Face The Music
Brian Bender & Little Shop of Horas : Eyn Velt (US,2008)***
I was contacted asking to check out Brian Bender’s albums; I found it strange how one man could lead and play in so many styles, and I wondered how he would blend them. I could only find out by listening. Brian’s latest album is called “Eyn Velt”, which combines Jewish melodies (from Klezmer and Chassidic origins or interpretations, and flavoured by his experience in Hebrew music) mixed with Latin, Caribbean, African and Middle Eastern rhythms. For each section and tune he used musicians who specialize in a certain genre to keep things authentic. Brian himself is used to playing in various traditions of genres of African reggae, Jewish folk, Celtic, World Beat, Afrobeat, Juju, Brazilian, Salsa/meringue, Latin Jazz, blues, Dixieland jazz, jazz and ska. He himself plays trombone, keyboards, trumpet, melodica and percussion. The blend between them gets richer by the way of playing, and is not just a way of playing or certain tunes to different rhythmic areas. Basically Brian is a player whose own style, here, is a blend of jazz flavoured more “tragic” sounds of the melodica, Klezmer and Hebrew melodies, while the new blending sounds optimistic and light and also, so easy. The “blend” is not in that it changed anything from the original sources of traditions, which was also the intention, no matter how unusual combinations of tunes and melodies in theory might be. The compositions hang well together and sound like one logical compositional concept, making in music a bit of a meeting place where each person keeps this whole identity intact. On the Turkish melody “Artik” were added some personal fantasies, making it fit perfectly within the other tracks. A perfect listen showing a playground of traditions blended with a personality.

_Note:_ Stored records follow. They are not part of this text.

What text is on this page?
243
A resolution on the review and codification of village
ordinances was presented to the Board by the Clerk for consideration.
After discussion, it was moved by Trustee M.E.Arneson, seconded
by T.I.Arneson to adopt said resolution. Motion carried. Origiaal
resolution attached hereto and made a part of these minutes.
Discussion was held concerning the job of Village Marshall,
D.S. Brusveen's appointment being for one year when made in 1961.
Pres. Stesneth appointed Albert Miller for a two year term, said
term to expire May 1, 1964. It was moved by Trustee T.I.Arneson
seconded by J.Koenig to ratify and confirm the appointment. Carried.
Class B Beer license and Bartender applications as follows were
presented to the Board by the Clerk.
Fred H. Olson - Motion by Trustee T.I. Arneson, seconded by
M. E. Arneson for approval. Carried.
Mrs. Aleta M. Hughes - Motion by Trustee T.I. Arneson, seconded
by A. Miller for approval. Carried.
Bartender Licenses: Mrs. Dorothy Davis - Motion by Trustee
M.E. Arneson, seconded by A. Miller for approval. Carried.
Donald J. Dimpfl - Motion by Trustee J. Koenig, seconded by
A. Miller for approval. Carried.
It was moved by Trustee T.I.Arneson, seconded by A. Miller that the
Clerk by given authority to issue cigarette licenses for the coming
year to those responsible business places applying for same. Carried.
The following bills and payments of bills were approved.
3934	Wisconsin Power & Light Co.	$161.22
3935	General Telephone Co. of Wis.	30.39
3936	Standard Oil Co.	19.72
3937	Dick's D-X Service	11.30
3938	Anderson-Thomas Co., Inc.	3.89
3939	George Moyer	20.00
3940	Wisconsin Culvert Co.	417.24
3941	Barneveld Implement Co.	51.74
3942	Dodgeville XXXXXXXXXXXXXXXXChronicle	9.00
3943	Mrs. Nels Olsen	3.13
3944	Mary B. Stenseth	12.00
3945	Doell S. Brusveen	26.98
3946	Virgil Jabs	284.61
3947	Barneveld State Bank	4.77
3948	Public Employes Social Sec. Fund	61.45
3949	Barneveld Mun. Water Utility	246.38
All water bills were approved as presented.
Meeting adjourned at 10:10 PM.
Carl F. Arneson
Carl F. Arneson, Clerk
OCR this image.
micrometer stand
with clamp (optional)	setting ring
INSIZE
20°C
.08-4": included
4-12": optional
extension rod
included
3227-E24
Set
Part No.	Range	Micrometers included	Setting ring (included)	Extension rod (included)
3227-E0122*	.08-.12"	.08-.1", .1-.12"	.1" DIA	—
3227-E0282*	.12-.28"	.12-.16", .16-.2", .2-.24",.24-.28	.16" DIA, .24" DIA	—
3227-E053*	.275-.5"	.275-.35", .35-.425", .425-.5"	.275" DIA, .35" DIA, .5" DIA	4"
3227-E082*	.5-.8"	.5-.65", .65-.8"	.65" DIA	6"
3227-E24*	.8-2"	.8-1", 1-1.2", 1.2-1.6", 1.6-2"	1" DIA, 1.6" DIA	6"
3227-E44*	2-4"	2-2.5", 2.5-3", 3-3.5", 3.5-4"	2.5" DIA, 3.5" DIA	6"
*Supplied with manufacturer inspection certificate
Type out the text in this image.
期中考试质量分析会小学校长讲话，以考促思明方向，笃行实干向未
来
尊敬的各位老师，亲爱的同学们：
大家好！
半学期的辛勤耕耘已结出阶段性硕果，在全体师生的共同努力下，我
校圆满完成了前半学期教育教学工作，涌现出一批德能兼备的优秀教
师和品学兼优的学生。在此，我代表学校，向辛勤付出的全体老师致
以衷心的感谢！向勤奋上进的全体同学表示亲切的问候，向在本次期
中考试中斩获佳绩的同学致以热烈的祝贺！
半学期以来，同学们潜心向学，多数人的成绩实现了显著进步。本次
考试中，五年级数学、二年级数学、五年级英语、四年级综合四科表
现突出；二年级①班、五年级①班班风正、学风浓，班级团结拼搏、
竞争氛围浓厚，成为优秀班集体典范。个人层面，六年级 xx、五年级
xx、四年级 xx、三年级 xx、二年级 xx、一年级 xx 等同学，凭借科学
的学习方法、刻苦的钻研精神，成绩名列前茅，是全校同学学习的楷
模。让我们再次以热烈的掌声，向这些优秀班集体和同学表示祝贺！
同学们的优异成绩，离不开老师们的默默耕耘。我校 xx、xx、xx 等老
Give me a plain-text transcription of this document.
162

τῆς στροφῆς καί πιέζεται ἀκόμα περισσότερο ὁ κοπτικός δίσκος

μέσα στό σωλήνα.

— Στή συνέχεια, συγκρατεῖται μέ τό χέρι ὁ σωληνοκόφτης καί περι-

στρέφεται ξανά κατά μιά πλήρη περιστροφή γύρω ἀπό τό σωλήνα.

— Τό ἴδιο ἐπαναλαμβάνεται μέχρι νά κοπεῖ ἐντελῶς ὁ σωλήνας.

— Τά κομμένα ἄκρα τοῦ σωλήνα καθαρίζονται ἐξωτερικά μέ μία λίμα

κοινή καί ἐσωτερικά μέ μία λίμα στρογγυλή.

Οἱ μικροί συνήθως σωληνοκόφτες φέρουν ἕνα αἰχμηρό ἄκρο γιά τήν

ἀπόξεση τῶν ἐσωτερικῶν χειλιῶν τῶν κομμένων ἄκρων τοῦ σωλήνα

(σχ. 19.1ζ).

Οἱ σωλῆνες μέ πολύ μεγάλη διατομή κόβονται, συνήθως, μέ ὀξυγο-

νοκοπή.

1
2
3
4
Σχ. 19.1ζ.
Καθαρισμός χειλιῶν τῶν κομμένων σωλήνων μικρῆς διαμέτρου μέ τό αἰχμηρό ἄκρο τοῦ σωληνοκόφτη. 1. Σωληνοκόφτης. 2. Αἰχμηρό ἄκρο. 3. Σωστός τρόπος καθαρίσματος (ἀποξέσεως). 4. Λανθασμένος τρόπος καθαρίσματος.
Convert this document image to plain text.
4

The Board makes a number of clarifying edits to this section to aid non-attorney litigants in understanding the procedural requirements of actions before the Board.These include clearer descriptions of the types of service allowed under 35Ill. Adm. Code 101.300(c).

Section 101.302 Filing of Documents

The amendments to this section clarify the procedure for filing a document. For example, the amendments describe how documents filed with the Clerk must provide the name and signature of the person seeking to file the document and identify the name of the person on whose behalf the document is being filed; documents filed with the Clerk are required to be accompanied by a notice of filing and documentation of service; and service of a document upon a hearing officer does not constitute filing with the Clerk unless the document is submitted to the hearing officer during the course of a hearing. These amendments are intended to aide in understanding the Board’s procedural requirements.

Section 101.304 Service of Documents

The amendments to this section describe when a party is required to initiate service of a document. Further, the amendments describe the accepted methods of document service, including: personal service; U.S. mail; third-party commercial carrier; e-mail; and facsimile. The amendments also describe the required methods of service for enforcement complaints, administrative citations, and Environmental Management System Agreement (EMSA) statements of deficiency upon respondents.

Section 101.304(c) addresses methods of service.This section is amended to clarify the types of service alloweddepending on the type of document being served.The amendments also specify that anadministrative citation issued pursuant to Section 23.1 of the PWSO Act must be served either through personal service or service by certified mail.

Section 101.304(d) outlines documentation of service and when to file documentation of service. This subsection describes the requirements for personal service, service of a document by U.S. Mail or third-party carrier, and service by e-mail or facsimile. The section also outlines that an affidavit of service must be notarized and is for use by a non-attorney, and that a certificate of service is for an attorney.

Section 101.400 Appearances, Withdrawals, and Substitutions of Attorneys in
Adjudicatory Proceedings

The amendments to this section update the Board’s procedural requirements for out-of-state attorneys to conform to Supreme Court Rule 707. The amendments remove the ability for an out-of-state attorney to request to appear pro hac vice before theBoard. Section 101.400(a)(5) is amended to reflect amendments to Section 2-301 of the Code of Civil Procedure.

Guests on the album were Frank London (Klezmatics, Hasidic New Wave), Alicia Svigals (Klezmatics, Mikveh), Charles Neville (Neville Brothers), Stuart Brotman (Brave Old World), Grant Smith (Klezmer Conservatory Band), Jose Gonzalez (Bando Criollo), Raquy Danziger (Raquy & The Cavemen) and Backa Niang (Gokh-Bi System).
Face The Music
Brian Bender & The World Beatniks : Urban Jungle (US,2007)**
Even when the same talent is present in this album, the ‘Urban Jungle’ is much lighter entertainment, played with pleasure by Brian on trombone mostly, but with a feeling he’s playing much more along, like a player, a bit more than being a composer. Jazz makes most links, but we also hear a Turkish and rather Balkan (actually klezmer/Arabic) making an alternation point, afrobeat, samba, reggae and funk have its share as well. Enjoyable music, but still, the new album shows a much stronger vision. Besides, my interests are creative blends, crossovers and fusions with a creative vision, and I'm more enthusiastic when that comes out best. This is more an album that presents an urban exoticism of enjoyment that can easily be adapted in a jazz flavoured context.
Guests on the album were Eric Krasno (Soulive), Adam Deitch (Avarage White Band, Lettuce), Charles Neville (Neville Brothers) and Jose Gonzalez (Bando Criollo).